Ali Mahmud a demandé à rejoindre l’armée austro-hongroise, mais a été refusé car il était de nationalité étrangère. Il n’a cependant pas abandonné. Il a multiplié les demandes, allant même jusqu’à s’adresser au ministre de la Défense.
Selon un article de presse de l’époque, il aurait déclaré : « J’ai très honte d’être hongrois et de devoir rester à la maison pendant que les autres se battent. Je veux combattre pour ma patrie. »
Finalement, il a été accepté dans l’armée et a combattu sur le front russe en 1915, où il a reçu plusieurs décorations militaires et a été promu caporal.
C’est à cette période que cette photo a fait la une de plusieurs journaux. On y lisait : « Un homme au visage complètement noir se promène dans les rues de Budapest en uniforme militaire hongrois ». Il était décrit comme un szerecsen (Sarrasin).
Si le terme szerecsen vient de « Sarrasin », il désignait les personnes noires, même si son usage s’est perdu avec le temps.
Les Sarrasins désignaient souvent les soldats arabes et turcs de la Méditerranée orientale. Le terme était employé pendant et après les Croisades et comportait une certaine forme de respect. On les considérait comme des ennemis, mais aussi comme des soldats compétents.
Lorsqu’un officier lui a demandé pourquoi il voulait devenir soldat, Ali Mahmud a répondu : « Parce que je veux mériter une Hongroise ! »
Malheureusement, on ne trouve plus de traces de lui par la suite : on ignore s’il a survécu à la guerre ou s’il s’est marié. Espérons qu’il ait trouvé une Hongroise et qu’il ait vécu une vie heureuse.
Cette photo a été prise pendant la Grande Guerre.

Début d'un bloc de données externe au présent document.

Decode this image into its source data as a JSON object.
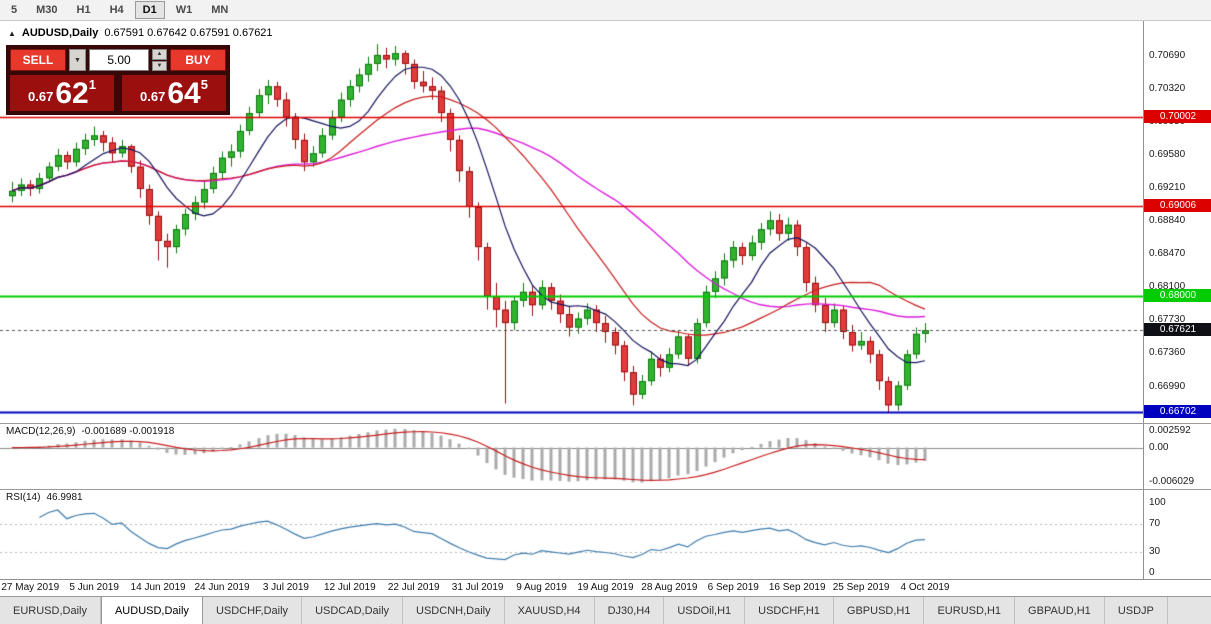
{
  "icons": {
    "chart": "▲",
    "down": "▼",
    "up_small": "▲",
    "down_small": "▼"
  },
  "toolbar": {
    "periods": [
      "5",
      "M30",
      "H1",
      "H4",
      "D1",
      "W1",
      "MN"
    ],
    "active_period": "D1"
  },
  "chart": {
    "symbol_label": "AUDUSD,Daily",
    "ohlc_label": "0.67591 0.67642 0.67591 0.67621",
    "trade_panel": {
      "sell_label": "SELL",
      "buy_label": "BUY",
      "volume": "5.00",
      "sell_price": {
        "prefix": "0.67",
        "big": "62",
        "sup": "1"
      },
      "buy_price": {
        "prefix": "0.67",
        "big": "64",
        "sup": "5"
      }
    }
  },
  "macd_panel": {
    "label": "MACD(12,26,9)",
    "values": "-0.001689 -0.001918",
    "axis_labels": [
      "0.002592",
      "0.00",
      "-0.006029"
    ]
  },
  "rsi_panel": {
    "label": "RSI(14)",
    "value": "46.9981",
    "axis_labels": [
      "100",
      "70",
      "30",
      "0"
    ]
  },
  "tabs": {
    "items": [
      "EURUSD,Daily",
      "AUDUSD,Daily",
      "USDCHF,Daily",
      "USDCAD,Daily",
      "USDCNH,Daily",
      "XAUUSD,H4",
      "DJ30,H4",
      "USDOil,H1",
      "USDCHF,H1",
      "GBPUSD,H1",
      "EURUSD,H1",
      "GBPAUD,H1",
      "USDJP"
    ],
    "active": "AUDUSD,Daily"
  },
  "chart_data": {
    "type": "candlestick",
    "title": "AUDUSD Daily",
    "up_color": "#30b430",
    "down_color": "#e23b3b",
    "x_tick_labels": [
      "27 May 2019",
      "5 Jun 2019",
      "14 Jun 2019",
      "24 Jun 2019",
      "3 Jul 2019",
      "12 Jul 2019",
      "22 Jul 2019",
      "31 Jul 2019",
      "9 Aug 2019",
      "19 Aug 2019",
      "28 Aug 2019",
      "6 Sep 2019",
      "16 Sep 2019",
      "25 Sep 2019",
      "4 Oct 2019"
    ],
    "x_tick_candle_indices": [
      2,
      9,
      16,
      23,
      30,
      37,
      44,
      51,
      58,
      65,
      72,
      79,
      86,
      93,
      100
    ],
    "y_ticks": [
      0.7069,
      0.7032,
      0.6995,
      0.6958,
      0.6921,
      0.6884,
      0.6847,
      0.681,
      0.6773,
      0.6736,
      0.6699
    ],
    "price_range_est": [
      0.6658,
      0.7108
    ],
    "levels": [
      {
        "price": 0.70002,
        "label": "0.70002",
        "color": "#dd0000",
        "width": 1.5
      },
      {
        "price": 0.69006,
        "label": "0.69006",
        "color": "#dd0000",
        "width": 1.5
      },
      {
        "price": 0.68,
        "label": "0.68000",
        "color": "#00cc00",
        "width": 2
      },
      {
        "price": 0.66702,
        "label": "0.66702",
        "color": "#0000bf",
        "width": 2
      }
    ],
    "current_price": {
      "value": 0.67621,
      "label": "0.67621",
      "flag_color": "#0f1016"
    },
    "overlays": {
      "sma_fast": {
        "period": 8,
        "color": "#15155e"
      },
      "sma_mid": {
        "period": 20,
        "color": "#c81e1e"
      },
      "sma_slow": {
        "period": 34,
        "color": "#dc1edc"
      }
    },
    "indicators": {
      "macd": {
        "params": [
          12,
          26,
          9
        ],
        "display_values": [
          -0.001689,
          -0.001918
        ],
        "axis": [
          0.002592,
          0,
          -0.006029
        ],
        "histogram_color": "#aaaaaa",
        "signal_color": "#c81e1e"
      },
      "rsi": {
        "period": 14,
        "display_value": 46.9981,
        "levels": [
          70,
          30
        ],
        "axis": [
          100,
          70,
          30,
          0
        ],
        "line_color": "#3f7cac"
      }
    },
    "candles": [
      [
        0.6912,
        0.6928,
        0.6905,
        0.6918
      ],
      [
        0.6918,
        0.6932,
        0.6912,
        0.6925
      ],
      [
        0.6925,
        0.693,
        0.6912,
        0.692
      ],
      [
        0.692,
        0.6938,
        0.6915,
        0.6932
      ],
      [
        0.6932,
        0.695,
        0.6928,
        0.6945
      ],
      [
        0.6945,
        0.6965,
        0.694,
        0.6958
      ],
      [
        0.6958,
        0.6962,
        0.6942,
        0.695
      ],
      [
        0.695,
        0.6972,
        0.6945,
        0.6965
      ],
      [
        0.6965,
        0.6982,
        0.6958,
        0.6975
      ],
      [
        0.6975,
        0.699,
        0.6968,
        0.698
      ],
      [
        0.698,
        0.6985,
        0.6962,
        0.6972
      ],
      [
        0.6972,
        0.6978,
        0.695,
        0.696
      ],
      [
        0.696,
        0.6975,
        0.6955,
        0.6968
      ],
      [
        0.6968,
        0.697,
        0.6938,
        0.6945
      ],
      [
        0.6945,
        0.6952,
        0.691,
        0.692
      ],
      [
        0.692,
        0.6925,
        0.688,
        0.689
      ],
      [
        0.689,
        0.6895,
        0.684,
        0.6862
      ],
      [
        0.6862,
        0.687,
        0.6832,
        0.6855
      ],
      [
        0.6855,
        0.688,
        0.6848,
        0.6875
      ],
      [
        0.6875,
        0.6898,
        0.6868,
        0.6892
      ],
      [
        0.6892,
        0.6912,
        0.6885,
        0.6905
      ],
      [
        0.6905,
        0.6928,
        0.6898,
        0.692
      ],
      [
        0.692,
        0.6945,
        0.6915,
        0.6938
      ],
      [
        0.6938,
        0.6962,
        0.693,
        0.6955
      ],
      [
        0.6955,
        0.697,
        0.6945,
        0.6962
      ],
      [
        0.6962,
        0.6992,
        0.6955,
        0.6985
      ],
      [
        0.6985,
        0.7012,
        0.698,
        0.7005
      ],
      [
        0.7005,
        0.7032,
        0.7,
        0.7025
      ],
      [
        0.7025,
        0.7042,
        0.7015,
        0.7035
      ],
      [
        0.7035,
        0.704,
        0.7012,
        0.702
      ],
      [
        0.702,
        0.7028,
        0.699,
        0.7
      ],
      [
        0.7,
        0.7005,
        0.6965,
        0.6975
      ],
      [
        0.6975,
        0.6982,
        0.694,
        0.695
      ],
      [
        0.695,
        0.6968,
        0.6945,
        0.696
      ],
      [
        0.696,
        0.6988,
        0.6955,
        0.698
      ],
      [
        0.698,
        0.7008,
        0.6975,
        0.7
      ],
      [
        0.7,
        0.7028,
        0.6995,
        0.702
      ],
      [
        0.702,
        0.7042,
        0.7012,
        0.7035
      ],
      [
        0.7035,
        0.7055,
        0.7028,
        0.7048
      ],
      [
        0.7048,
        0.7068,
        0.704,
        0.706
      ],
      [
        0.706,
        0.7082,
        0.7052,
        0.707
      ],
      [
        0.707,
        0.7078,
        0.7055,
        0.7065
      ],
      [
        0.7065,
        0.708,
        0.7058,
        0.7072
      ],
      [
        0.7072,
        0.7075,
        0.7048,
        0.706
      ],
      [
        0.706,
        0.7065,
        0.7032,
        0.704
      ],
      [
        0.704,
        0.7052,
        0.7028,
        0.7035
      ],
      [
        0.7035,
        0.7045,
        0.702,
        0.703
      ],
      [
        0.703,
        0.7035,
        0.6995,
        0.7005
      ],
      [
        0.7005,
        0.701,
        0.6962,
        0.6975
      ],
      [
        0.6975,
        0.698,
        0.6928,
        0.694
      ],
      [
        0.694,
        0.6945,
        0.6888,
        0.69
      ],
      [
        0.69,
        0.6905,
        0.684,
        0.6855
      ],
      [
        0.6855,
        0.686,
        0.6785,
        0.68
      ],
      [
        0.68,
        0.6815,
        0.6765,
        0.6785
      ],
      [
        0.6785,
        0.6795,
        0.668,
        0.677
      ],
      [
        0.677,
        0.68,
        0.6762,
        0.6795
      ],
      [
        0.6795,
        0.6815,
        0.6788,
        0.6805
      ],
      [
        0.6805,
        0.6812,
        0.6778,
        0.679
      ],
      [
        0.679,
        0.6818,
        0.6785,
        0.681
      ],
      [
        0.681,
        0.6815,
        0.6785,
        0.6795
      ],
      [
        0.6795,
        0.6802,
        0.677,
        0.678
      ],
      [
        0.678,
        0.6788,
        0.6755,
        0.6765
      ],
      [
        0.6765,
        0.6782,
        0.6758,
        0.6775
      ],
      [
        0.6775,
        0.6792,
        0.6768,
        0.6785
      ],
      [
        0.6785,
        0.679,
        0.676,
        0.677
      ],
      [
        0.677,
        0.6778,
        0.6748,
        0.676
      ],
      [
        0.676,
        0.6765,
        0.6735,
        0.6745
      ],
      [
        0.6745,
        0.675,
        0.6705,
        0.6715
      ],
      [
        0.6715,
        0.6722,
        0.6678,
        0.669
      ],
      [
        0.669,
        0.6712,
        0.6685,
        0.6705
      ],
      [
        0.6705,
        0.6738,
        0.67,
        0.673
      ],
      [
        0.673,
        0.6735,
        0.671,
        0.672
      ],
      [
        0.672,
        0.6742,
        0.6715,
        0.6735
      ],
      [
        0.6735,
        0.6762,
        0.673,
        0.6755
      ],
      [
        0.6755,
        0.6758,
        0.6722,
        0.673
      ],
      [
        0.673,
        0.6775,
        0.6725,
        0.677
      ],
      [
        0.677,
        0.6812,
        0.6765,
        0.6805
      ],
      [
        0.6805,
        0.6828,
        0.6798,
        0.682
      ],
      [
        0.682,
        0.6848,
        0.6812,
        0.684
      ],
      [
        0.684,
        0.6862,
        0.6832,
        0.6855
      ],
      [
        0.6855,
        0.686,
        0.6835,
        0.6845
      ],
      [
        0.6845,
        0.6868,
        0.684,
        0.686
      ],
      [
        0.686,
        0.6882,
        0.6852,
        0.6875
      ],
      [
        0.6875,
        0.6895,
        0.6868,
        0.6885
      ],
      [
        0.6885,
        0.6892,
        0.6862,
        0.687
      ],
      [
        0.687,
        0.6888,
        0.6862,
        0.688
      ],
      [
        0.688,
        0.6885,
        0.6845,
        0.6855
      ],
      [
        0.6855,
        0.686,
        0.6805,
        0.6815
      ],
      [
        0.6815,
        0.6822,
        0.6782,
        0.679
      ],
      [
        0.679,
        0.6798,
        0.676,
        0.677
      ],
      [
        0.677,
        0.6792,
        0.6765,
        0.6785
      ],
      [
        0.6785,
        0.679,
        0.6752,
        0.676
      ],
      [
        0.676,
        0.6768,
        0.6738,
        0.6745
      ],
      [
        0.6745,
        0.676,
        0.674,
        0.675
      ],
      [
        0.675,
        0.6755,
        0.6725,
        0.6735
      ],
      [
        0.6735,
        0.674,
        0.6695,
        0.6705
      ],
      [
        0.6705,
        0.671,
        0.667,
        0.6678
      ],
      [
        0.6678,
        0.6705,
        0.6672,
        0.67
      ],
      [
        0.67,
        0.674,
        0.6695,
        0.6735
      ],
      [
        0.6735,
        0.6765,
        0.673,
        0.6758
      ],
      [
        0.6758,
        0.677,
        0.6748,
        0.6762
      ]
    ]
  }
}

L’Empire austro-hongrois était peut-être le seul empire européen de l’époque à ne pas être construit autour du nationalisme, mais autour d’un certain universalisme.
L’Empire était composé et reconnaissait plus d’une douzaine d’ethnies distinctes, qui parlaient des langues différentes, suivaient des traditions variées et avaient des histoires propres.

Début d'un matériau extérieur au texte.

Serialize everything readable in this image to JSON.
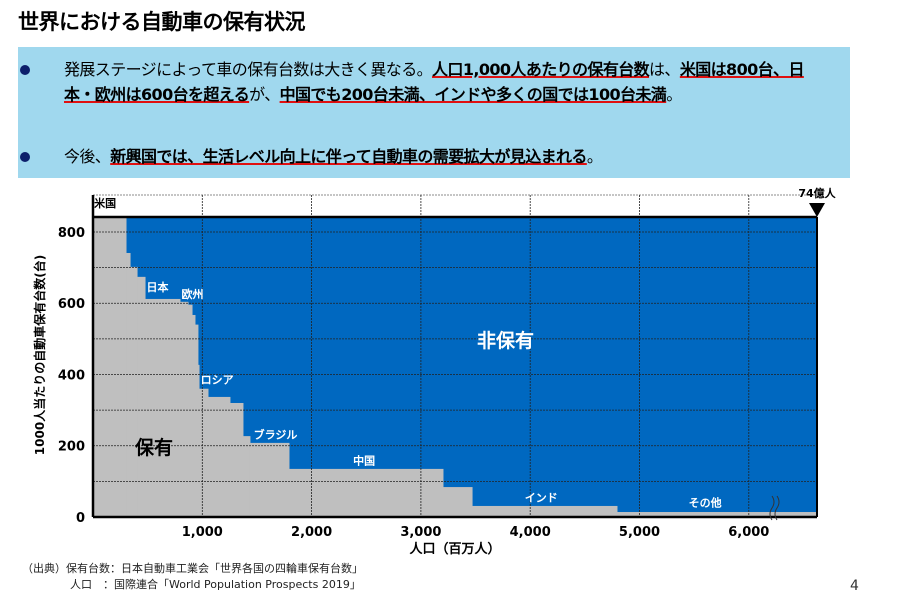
{
  "title": "世界における自動車の保有状況",
  "bullets": [
    {
      "parts": [
        {
          "t": "発展ステージによって車の保有台数は大きく異なる。",
          "u": false
        },
        {
          "t": "人口1,000人あたりの保有台数",
          "u": true
        },
        {
          "t": "は、",
          "u": false
        },
        {
          "t": "米国は800台、日本・欧州は600台を超える",
          "u": true
        },
        {
          "t": "が、",
          "u": false
        },
        {
          "t": "中国でも200台未満、インドや多くの国では100台未満",
          "u": true
        },
        {
          "t": "。",
          "u": false
        }
      ]
    },
    {
      "parts": [
        {
          "t": "今後、",
          "u": false
        },
        {
          "t": "新興国では、生活レベル向上に伴って自動車の需要拡大が見込まれる",
          "u": true
        },
        {
          "t": "。",
          "u": false
        }
      ]
    }
  ],
  "chart_data": {
    "type": "area",
    "xlabel": "人口（百万人）",
    "ylabel": "1000人当たりの自動車保有台数(台)",
    "xlim": [
      0,
      6624
    ],
    "ylim": [
      0,
      842
    ],
    "xticks": [
      1000,
      2000,
      3000,
      4000,
      5000,
      6000
    ],
    "xtick_labels": [
      "1,000",
      "2,000",
      "3,000",
      "4,000",
      "5,000",
      "6,000"
    ],
    "yticks": [
      0,
      200,
      400,
      600,
      800
    ],
    "ytick_labels": [
      "0",
      "200",
      "400",
      "600",
      "800"
    ],
    "grid": true,
    "axis_break": true,
    "total_marker": "74億人",
    "steps": [
      {
        "x0": 0,
        "x1": 302,
        "y": 842
      },
      {
        "x0": 302,
        "x1": 339,
        "y": 741
      },
      {
        "x0": 339,
        "x1": 403,
        "y": 702
      },
      {
        "x0": 403,
        "x1": 476,
        "y": 674
      },
      {
        "x0": 476,
        "x1": 796,
        "y": 612
      },
      {
        "x0": 796,
        "x1": 869,
        "y": 604
      },
      {
        "x0": 869,
        "x1": 906,
        "y": 596
      },
      {
        "x0": 906,
        "x1": 933,
        "y": 567
      },
      {
        "x0": 933,
        "x1": 960,
        "y": 540
      },
      {
        "x0": 960,
        "x1": 970,
        "y": 427
      },
      {
        "x0": 970,
        "x1": 1052,
        "y": 360
      },
      {
        "x0": 1052,
        "x1": 1253,
        "y": 337
      },
      {
        "x0": 1253,
        "x1": 1372,
        "y": 320
      },
      {
        "x0": 1372,
        "x1": 1436,
        "y": 227
      },
      {
        "x0": 1436,
        "x1": 1793,
        "y": 208
      },
      {
        "x0": 1793,
        "x1": 3202,
        "y": 135
      },
      {
        "x0": 3202,
        "x1": 3468,
        "y": 84
      },
      {
        "x0": 3468,
        "x1": 4794,
        "y": 31
      },
      {
        "x0": 4794,
        "x1": 6624,
        "y": 14
      }
    ],
    "labels": [
      {
        "text": "米国",
        "x": 10,
        "y": 870,
        "color": "#000"
      },
      {
        "text": "日本",
        "x": 490,
        "y": 635,
        "color": "#fff"
      },
      {
        "text": "欧州",
        "x": 810,
        "y": 615,
        "color": "#fff"
      },
      {
        "text": "ロシア",
        "x": 985,
        "y": 375,
        "color": "#fff"
      },
      {
        "text": "ブラジル",
        "x": 1470,
        "y": 220,
        "color": "#fff"
      },
      {
        "text": "中国",
        "x": 2380,
        "y": 148,
        "color": "#fff"
      },
      {
        "text": "インド",
        "x": 3950,
        "y": 44,
        "color": "#fff"
      },
      {
        "text": "その他",
        "x": 5450,
        "y": 30,
        "color": "#fff"
      }
    ],
    "region_labels": {
      "owned": "保有",
      "not_owned": "非保有"
    },
    "colors": {
      "owned": "#bfbfbf",
      "not_owned": "#0068c0"
    }
  },
  "source": {
    "line1": "（出典）保有台数：日本自動車工業会「世界各国の四輪車保有台数」",
    "line2": "人口　：国際連合「World Population Prospects 2019」"
  },
  "page_number": "4"
}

Le seul élément qui unissait l’Empire était le fait que tous ces peuples étaient les sujets de l’Empereur, quelle que soit leur origine ethnique.

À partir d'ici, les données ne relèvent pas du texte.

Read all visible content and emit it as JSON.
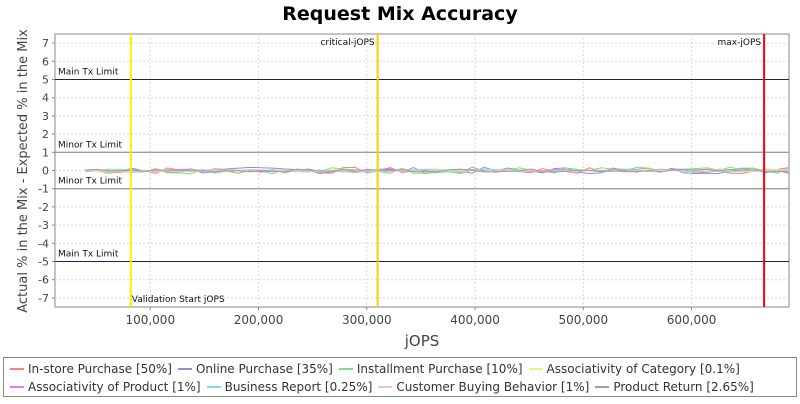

C’était un gros problème pendant la guerre qu’avait si imprudemment déclenchée l’Autriche-Hongrie, car les troupes n’avaient souvent pas vraiment envie de se battre, surtout dans un conflit lancé pour venger la mort de l’archiduc François-Ferdinand, que personne – pas même l’Empereur – n’appréciait vraiment.
Les troupes slaves, en particulier, n’avaient guère envie de combattre d’autres Slaves.
On peut spéculer, mais il semble très probable que cette photo ait été un outil de propagande utile, montrant que même quelqu’un venant d’un pays aussi lointain pouvait s’identifier comme Hongrois.
Même des personnes comme lui étaient prêtes à combattre pour leur pays et y étaient autorisées, ce qui illustrait l’unité dont le pays manquait cruellement.